The overall goal is to “allow people to travel on a dedicated network of bicycle facilities throughout the project area, greatly expanding access between homes, transit, jobs and recreation.” The improvements also target the city’s “high injury network,” which are the streets where most of the deaths and injuries occur. When all the projects are complete, about half of the city’s current high-injury streets will have “a bicycle network improvement,” according to the project description. That’s up from 13% today.
The survey includes project information about each of the 11 projects, complete with photo-realistic concept images. You can also look at the design concept diagrams for the projects and leave a comment about a specific location in the plan, which is pretty neat. Below is a quick look at all 11 projects. You can find their number on the map above. Click on the project name to go to that segment’s survey page.
Comments
3 responses to “Bellevue seeks feedback on 11 bike projects, part of a less incremental approach to making bike improvements”
Wow, these mostly look great! The one big deficit, however, in nearly all of these is the lack of physical separation or protection. The paint, and paint and posts, should be augmented with a curb sufficient to protect vulnerable users in the bike lanes. Paint only lanes, in addition to not protecting occupants from moving vehicles, also allow vehicles to load/unload/park in bike lanes.

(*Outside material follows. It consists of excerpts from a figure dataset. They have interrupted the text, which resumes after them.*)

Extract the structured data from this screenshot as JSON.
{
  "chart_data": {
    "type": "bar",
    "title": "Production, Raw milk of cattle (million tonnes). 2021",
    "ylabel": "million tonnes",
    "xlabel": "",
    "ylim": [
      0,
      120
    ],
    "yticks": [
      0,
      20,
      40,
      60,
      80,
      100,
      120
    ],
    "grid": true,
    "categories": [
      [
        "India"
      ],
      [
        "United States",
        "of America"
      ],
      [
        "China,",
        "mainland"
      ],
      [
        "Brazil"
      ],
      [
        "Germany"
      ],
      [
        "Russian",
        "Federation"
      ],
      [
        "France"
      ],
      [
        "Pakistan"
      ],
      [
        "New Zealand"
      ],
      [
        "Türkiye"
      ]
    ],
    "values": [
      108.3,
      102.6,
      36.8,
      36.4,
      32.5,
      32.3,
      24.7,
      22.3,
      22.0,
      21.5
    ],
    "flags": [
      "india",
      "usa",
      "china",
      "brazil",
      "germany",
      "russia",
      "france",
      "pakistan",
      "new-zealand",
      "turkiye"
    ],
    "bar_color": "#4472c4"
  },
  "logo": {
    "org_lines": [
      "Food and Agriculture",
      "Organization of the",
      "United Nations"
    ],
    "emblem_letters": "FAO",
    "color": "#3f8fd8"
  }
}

Seattle is starting to roll out curbs in several projects across the city, and Bellevue could jump ahead to making this a standard on all new bike facilities.
I think we’ve all seen exactly how much protection the posts in Seattle bike lanes offer (spoiler: none at all). Entire swaths of posts are broken off regularly as vehicles veer into the lanes, and they are slow to be replaced.
One of the big problems with Bellevue is commuting thru the city North/south. There is no good connection from the BNSF rail trail (Eastside rail trail) to Lake Washington Blvd into Kirkland.
That is also a problem coming across the I-90 bridge and going north to Kirkland.
If they actually have a plan to get this stuff built at better than incremental speed this does seem like just about the right plan for where Bellevue is now. Some of the routes farther east would be really transformative, just in making it basically possible for normal people to bike anywhere. Some of the “existing” segments aren’t actually any good, and there will still be improvements to do, and that’s the next step.
The part that will be more incremental is the more granular part. This network would get you across downtown but it’s coarse-grained. In downtown a lot of important destinations are along very busy streets with no plans for improvements, and many will be needed to make downtown thoroughly accessible by bike. Out east, where a lot of redevelopment is planned, all these questions will come up street-by-street — to avoid the mistakes of downtown Bellevue (and Seattle) we’ll need the streets in between the ones highlighted here to develop in ways that help people biking on the major routes (and walking from transit), instead of walling us off… that’s going to be a continual challenge, like always.